The first one is a simple cherry with a burned detail in the middle. The rest are osage orange and walnut. Finished with Mylands friction polish.


----------



## H. A. S. (Sep 23, 2010)

Very nice work!


----------



## WeekendTurner (May 27, 2011)

Very nice bracelets. 
Have you tried cutting your glue-ups at an obscure angle? I've done it with pen blanks and gotten some dramatic effects. If you plan the cuts you can end up avoiding much waste. Try an even-number of paired alternating woods. After a diagonal cut, reverse and re-glue the still-straight edges and you have another square for turning with only slight loss on the skewed edges. The key is to glue up a set where the sequence ends right before a new repeat, as in abababab so when you reverse the halves you keep the pattern. If you did ababa that would mess it up.

I'm curious how that would look on a bracelet form.

-- Norm


----------



## Kenbo (Sep 16, 2008)

Nice job on the bracelets. They all look great. Awesome work.


----------



## don716 (Mar 1, 2008)

Very nice work on the bracelets. The segmented ones look fantastic.


----------



## don716 (Mar 1, 2008)

Norm, those are some nice pens with the angle cutting.


----------



## slicksqueegie (Feb 9, 2011)

My wife loves these Bracelets, I gotta try em! They look great.


----------



## duncsuss (Aug 21, 2009)

Very nice ... love the one with alternate segments around the circle.

I'm having trouble figuring out how to make one -- do you start with the blank glued to a waste block on a face plate?
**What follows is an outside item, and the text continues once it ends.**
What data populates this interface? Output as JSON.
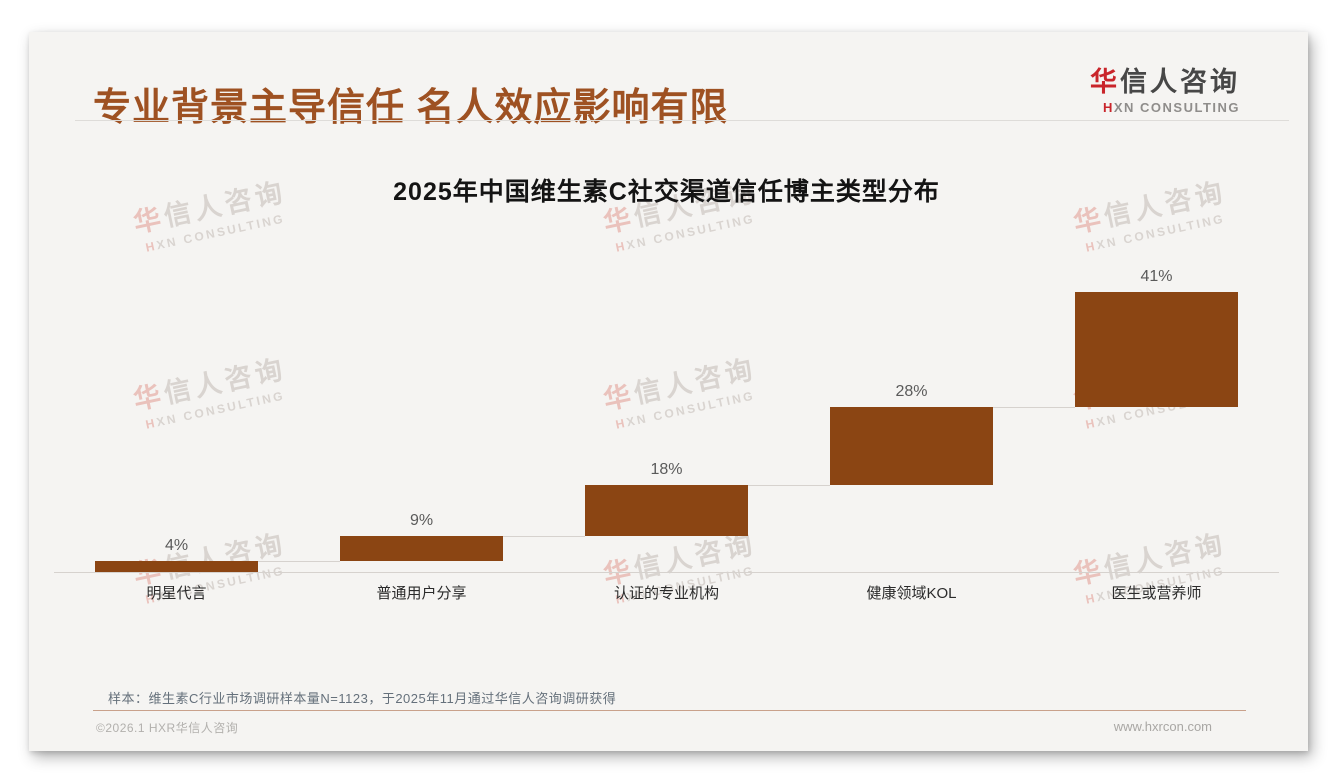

How do you get both sides to be rounded on the transition from the outside to the inside?

Thanks!


----------



## slatron25 (Dec 18, 2007)

Thanks everyone.



duncsuss said:


> I'm having trouble figuring out how to make one -- do you start with the blank glued to a waste block on a face plate? How do you get both sides to be rounded on the transition from the outside to the inside?


You could use a glue block but I just use double sided tape on a piece of wood in the chuck. I use the lathe to face off and flatten each ring and then glue them up.

After the final glue up I can work most of the inside and half of the outside in the same manner. Then I flip the piece around and just use the chuck in expansion mode to finish the other side. I have some heavy rubber strips from some shower pan liner I use around the chuck to protect the inside of the bracelet from the chuck.


----------



## duncsuss (Aug 21, 2009)

slatron25 said:


> Then I flip the piece around and just use the chuck in expansion mode to finish the other side


a-hah!!!! that's a neat trick - thanks :thumbsup:


----------



## Robocop52 (Jul 25, 2011)

Cool braclets i thought about trying b/lets now you've convinced me.:yes:
The pens are great too. :thumbsup:
10mins on the pc and i'm inspired again:thumbup1:
Great forum
Thanks guys

Gus
ps need something inspiring to quote at the bottom of page!


----------